Amy had meant what she said, and Austin was just as far from speaking jestingly. So Amy found work that took her out of the home for a while. But her freedom was not all happiness, and she found hardships that were just as trying as Austin’s attitude at home.

There was a meeting in progress in a neighboring town, and there Austin had gone for a day or two. The services had been very refreshing to him, and he longed for his sisters to come under the sweet influence of the people attending. So it was with pleasure that he carried to the girls a hearty invitation to come down and spend the last two days of the assembly. They accepted, glad for the change, and for the opportunity of visiting friends there.

The preaching was convincing, and the Spirit of God was there to talk to the hearts of sinners. Amy and Nell both felt His wooing presence with them, and yielded to the importunity of the good people about them, and took on themselves vows of loyalty and love to God. They were young, but really meant to be true, and came home to Austin with the happy news.

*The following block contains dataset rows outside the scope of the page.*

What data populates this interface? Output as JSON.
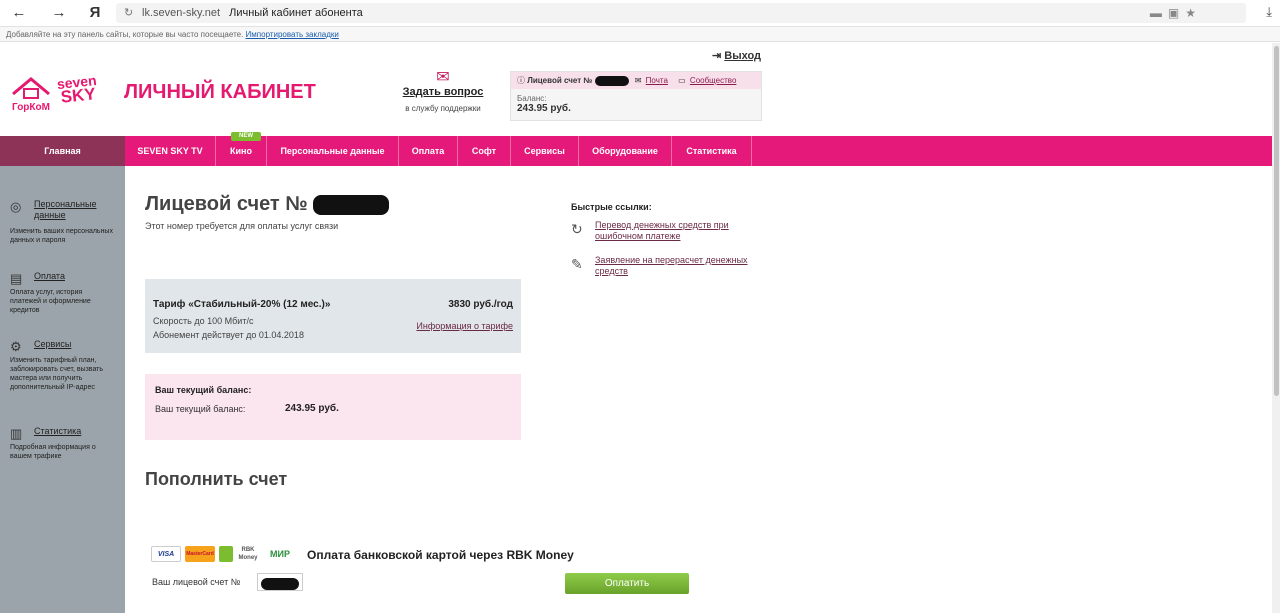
{
  "browser": {
    "nav_back": "←",
    "nav_forward": "→",
    "yandex_icon": "Я",
    "domain": "lk.seven-sky.net",
    "page_title": "Личный кабинет абонента",
    "bookmarks_prompt": "Добавляйте на эту панель сайты, которые вы часто посещаете.",
    "bookmarks_link": "Импортировать закладки"
  },
  "header": {
    "logo_gorkom": "ГорКоМ",
    "logo_seven": "seven",
    "logo_sky": "SKY",
    "title": "ЛИЧНЫЙ КАБИНЕТ",
    "ask_title": "Задать вопрос",
    "ask_sub": "в службу поддержки",
    "logout": "Выход",
    "account_label": "Лицевой счет №",
    "mail_link": "Почта",
    "community_link": "Сообщество",
    "balance_label": "Баланс:",
    "balance_value": "243.95 руб."
  },
  "nav": {
    "home": "Главная",
    "items": [
      "SEVEN SKY TV",
      "Кино",
      "Персональные данные",
      "Оплата",
      "Софт",
      "Сервисы",
      "Оборудование",
      "Статистика"
    ],
    "new_badge": "NEW"
  },
  "sidebar": {
    "items": [
      {
        "label": "Персональные данные",
        "desc": "Изменить ваших персональных данных и пароля",
        "icon": "person-icon"
      },
      {
        "label": "Оплата",
        "desc": "Оплата услуг, история платежей и оформление кредитов",
        "icon": "wallet-icon"
      },
      {
        "label": "Сервисы",
        "desc": "Изменить тарифный план, заблокировать счет, вызвать мастера или получить дополнительный IP-адрес",
        "icon": "gear-icon"
      },
      {
        "label": "Статистика",
        "desc": "Подробная информация о вашем трафике",
        "icon": "bar-chart-icon"
      }
    ]
  },
  "main": {
    "account_title": "Лицевой счет №",
    "account_sub": "Этот номер требуется для оплаты услуг связи",
    "tariff": {
      "name": "Тариф «Стабильный-20% (12 мес.)»",
      "price": "3830 руб./год",
      "speed": "Скорость до 100 Мбит/с",
      "info_link": "Информация о тарифе",
      "valid": "Абонемент действует до 01.04.2018"
    },
    "balance": {
      "heading": "Ваш текущий баланс:",
      "label": "Ваш текущий баланс:",
      "value": "243.95 руб."
    },
    "topup_title": "Пополнить счет",
    "payment": {
      "logos": [
        "VISA",
        "MasterCard",
        "RBK Money",
        "МИР"
      ],
      "title": "Оплата банковской картой через RBK Money",
      "account_label": "Ваш лицевой счет №",
      "pay_button": "Оплатить"
    }
  },
  "quick_links": {
    "title": "Быстрые ссылки:",
    "items": [
      {
        "label": "Перевод денежных средств при ошибочном платеже",
        "icon": "refresh-icon"
      },
      {
        "label": "Заявление на перерасчет денежных средств",
        "icon": "edit-icon"
      }
    ]
  },
  "colors": {
    "brand_pink": "#e5197a",
    "nav_home": "#8e3358",
    "sidebar": "#9aa4aa",
    "pay_green": "#7bbd2f"
  }
}
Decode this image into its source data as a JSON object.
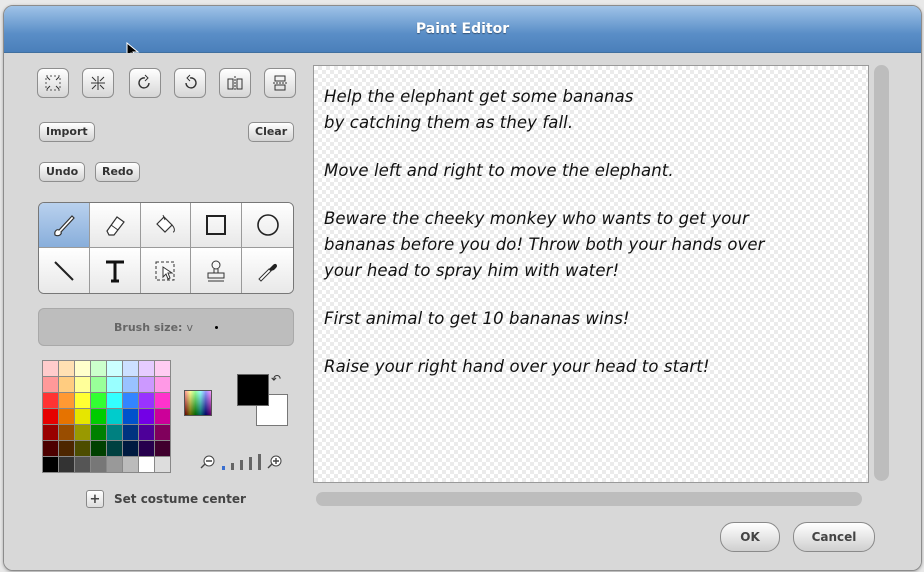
{
  "window": {
    "title": "Paint Editor"
  },
  "toolbar_top": [
    "grow-icon",
    "shrink-icon",
    "rotate-left-icon",
    "rotate-right-icon",
    "flip-horizontal-icon",
    "flip-vertical-icon"
  ],
  "buttons": {
    "import": "Import",
    "clear": "Clear",
    "undo": "Undo",
    "redo": "Redo",
    "ok": "OK",
    "cancel": "Cancel"
  },
  "tools": [
    "paintbrush-icon",
    "eraser-icon",
    "fill-bucket-icon",
    "rectangle-icon",
    "ellipse-icon",
    "line-icon",
    "text-icon",
    "select-icon",
    "stamp-icon",
    "eyedropper-icon"
  ],
  "active_tool": "paintbrush-icon",
  "brush": {
    "label": "Brush size:",
    "chevron": "v"
  },
  "palette": [
    "#ffcccc",
    "#ffe0b3",
    "#ffffcc",
    "#ccffcc",
    "#ccffff",
    "#cce0ff",
    "#e6ccff",
    "#ffccf2",
    "#ff9999",
    "#ffcc80",
    "#ffff99",
    "#99ff99",
    "#99ffff",
    "#99c2ff",
    "#cc99ff",
    "#ff99e6",
    "#ff3333",
    "#ff9933",
    "#ffff33",
    "#33ff33",
    "#33ffff",
    "#3385ff",
    "#9933ff",
    "#ff33cc",
    "#e60000",
    "#e67300",
    "#e6e600",
    "#00cc00",
    "#00cccc",
    "#0052cc",
    "#7300e6",
    "#cc0099",
    "#990000",
    "#994d00",
    "#999900",
    "#008000",
    "#008080",
    "#003380",
    "#4d0099",
    "#80005c",
    "#4d0000",
    "#4d2600",
    "#4d4d00",
    "#004000",
    "#004040",
    "#001a40",
    "#26004d",
    "#40002e",
    "#000000",
    "#333333",
    "#555555",
    "#777777",
    "#999999",
    "#bbbbbb",
    "#ffffff",
    "#dddddd"
  ],
  "colors": {
    "foreground": "#000000",
    "background": "#ffffff",
    "title_bar": "#5a8ec7"
  },
  "zoom": {
    "out_icon": "zoom-out-icon",
    "in_icon": "zoom-in-icon",
    "level": 1
  },
  "costume_center": {
    "label": "Set costume center"
  },
  "canvas_text": [
    "Help the elephant get some bananas",
    "by catching them as they fall.",
    "",
    "Move left and right to move the elephant.",
    "",
    "Beware the cheeky monkey who wants to get your",
    "bananas before you do! Throw both your hands over",
    "your head to spray him with water!",
    "",
    "First animal to get 10 bananas wins!",
    "",
    "Raise your right hand over your head to start!"
  ]
}
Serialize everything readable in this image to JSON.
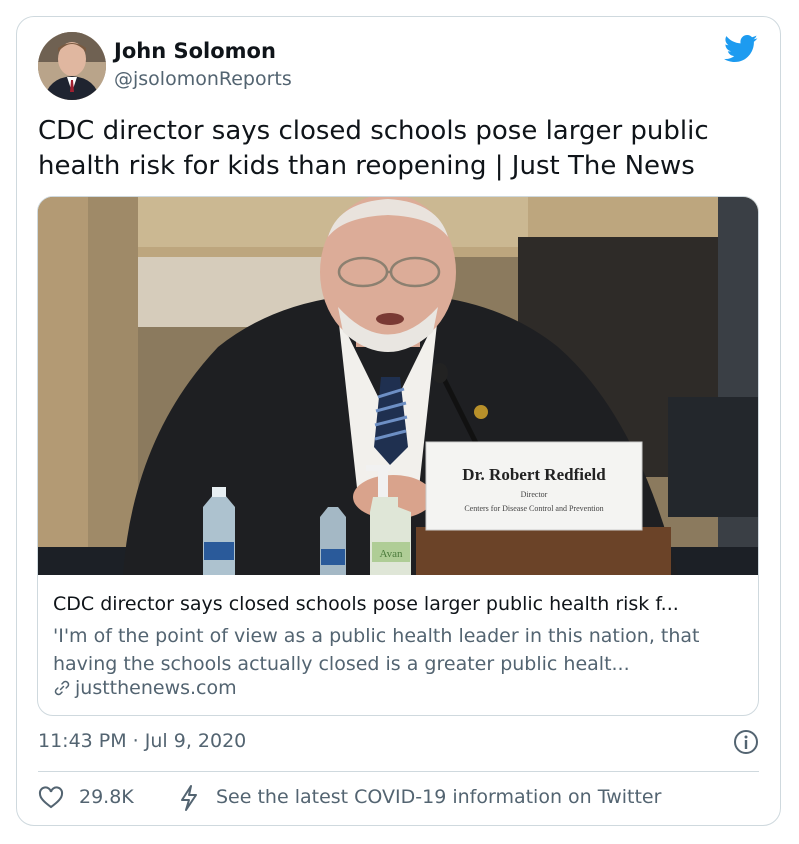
{
  "author": {
    "name": "John Solomon",
    "handle": "@jsolomonReports"
  },
  "tweet": {
    "text": "CDC director says closed schools pose larger public health risk for kids than reopening | Just The News",
    "timestamp": "11:43 PM · Jul 9, 2020",
    "likes": "29.8K",
    "covid_notice": "See the latest COVID-19 information on Twitter"
  },
  "link_card": {
    "image": {
      "nameplate_name": "Dr. Robert Redfield",
      "nameplate_title": "Director",
      "nameplate_org": "Centers for Disease Control and Prevention",
      "bottle_label": "Avan"
    },
    "title": "CDC director says closed schools pose larger public health risk f...",
    "description": "'I'm of the point of view as a public health leader in this nation, that having the schools actually closed is a greater public healt...",
    "domain": "justthenews.com"
  },
  "colors": {
    "twitter_blue": "#1d9bf0",
    "text_primary": "#0f1419",
    "text_secondary": "#536471",
    "border": "#cfd9de"
  },
  "icons": [
    "twitter-bird-icon",
    "link-icon",
    "info-icon",
    "heart-icon",
    "bolt-icon"
  ]
}
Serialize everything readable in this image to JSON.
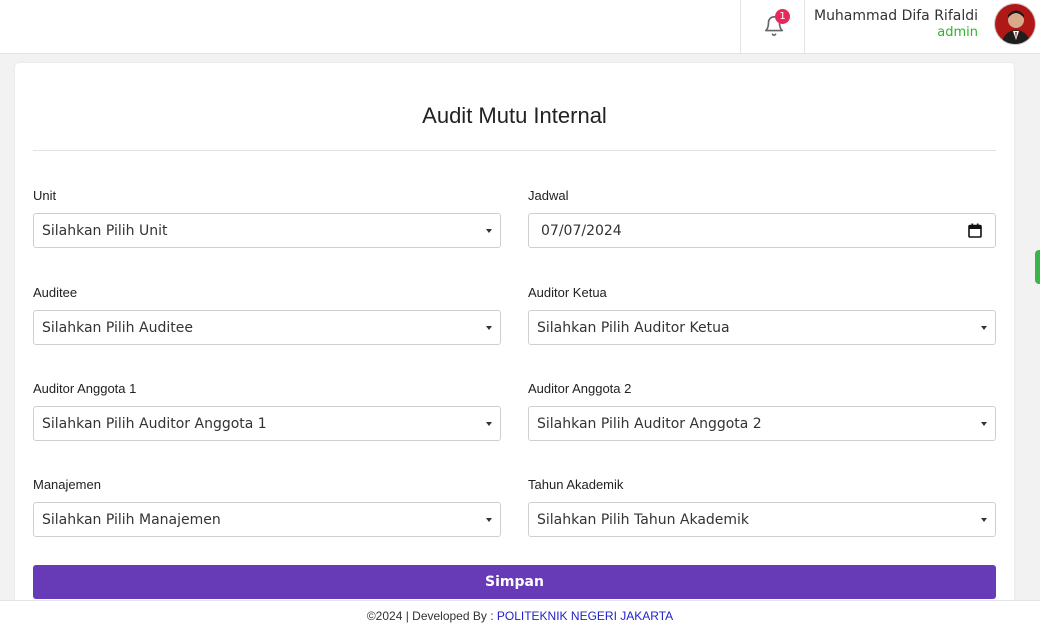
{
  "header": {
    "notification_count": "1",
    "user_name": "Muhammad Difa Rifaldi",
    "user_role": "admin",
    "bell_icon": "bell-icon",
    "avatar_icon": "user-avatar"
  },
  "form": {
    "title": "Audit Mutu Internal",
    "fields": {
      "unit": {
        "label": "Unit",
        "value": "Silahkan Pilih Unit"
      },
      "jadwal": {
        "label": "Jadwal",
        "value": "07/07/2024"
      },
      "auditee": {
        "label": "Auditee",
        "value": "Silahkan Pilih Auditee"
      },
      "auditor_ketua": {
        "label": "Auditor Ketua",
        "value": "Silahkan Pilih Auditor Ketua"
      },
      "auditor_anggota_1": {
        "label": "Auditor Anggota 1",
        "value": "Silahkan Pilih Auditor Anggota 1"
      },
      "auditor_anggota_2": {
        "label": "Auditor Anggota 2",
        "value": "Silahkan Pilih Auditor Anggota 2"
      },
      "manajemen": {
        "label": "Manajemen",
        "value": "Silahkan Pilih Manajemen"
      },
      "tahun_akademik": {
        "label": "Tahun Akademik",
        "value": "Silahkan Pilih Tahun Akademik"
      }
    },
    "submit_label": "Simpan"
  },
  "footer": {
    "prefix": "©2024 | Developed By : ",
    "link": "POLITEKNIK NEGERI JAKARTA"
  },
  "colors": {
    "primary": "#673ab7",
    "role": "#2db52d",
    "badge": "#e8275b",
    "link": "#2222cc"
  }
}
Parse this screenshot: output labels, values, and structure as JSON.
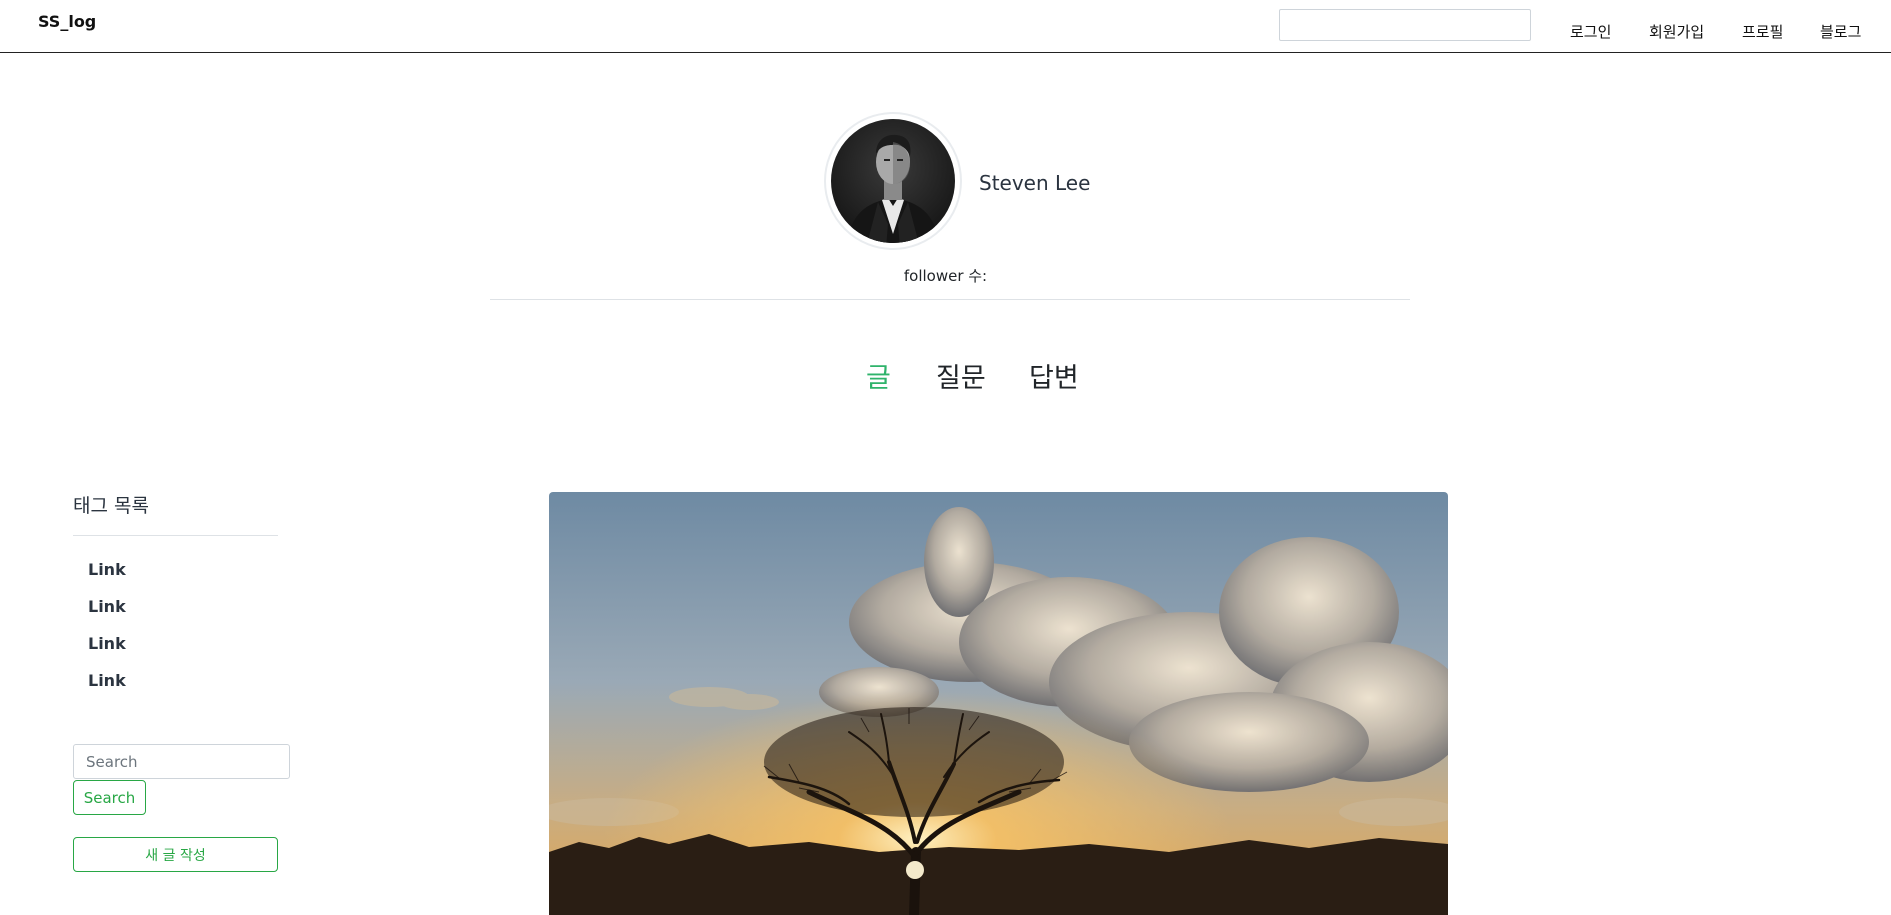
{
  "navbar": {
    "brand": "SS_log",
    "search_value": "",
    "links": [
      "로그인",
      "회원가입",
      "프로필",
      "블로그"
    ]
  },
  "profile": {
    "name": "Steven Lee",
    "follower_label": "follower 수:"
  },
  "tabs": [
    {
      "label": "글",
      "active": true
    },
    {
      "label": "질문",
      "active": false
    },
    {
      "label": "답변",
      "active": false
    }
  ],
  "sidebar": {
    "title": "태그 목록",
    "tags": [
      "Link",
      "Link",
      "Link",
      "Link"
    ],
    "search_placeholder": "Search",
    "search_button": "Search",
    "new_post_button": "새 글 작성"
  },
  "colors": {
    "accent_green": "#2fb36b",
    "button_green": "#28a745",
    "navbar_border": "#222222"
  }
}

The joy of his heart was almost unbounded. That they would not be like himself, true to God from the beginning of their service, never occurred to him. He felt that his hardest trials were over, and that their home-life would not be any more darkened by contention. It seemed so good to have Amy back with them, and to him their taking part in the family worship seemed very precious.

“Amy,” said Austin one day, “where were you last night?”

“What difference does it make where I was?” she answered evasively.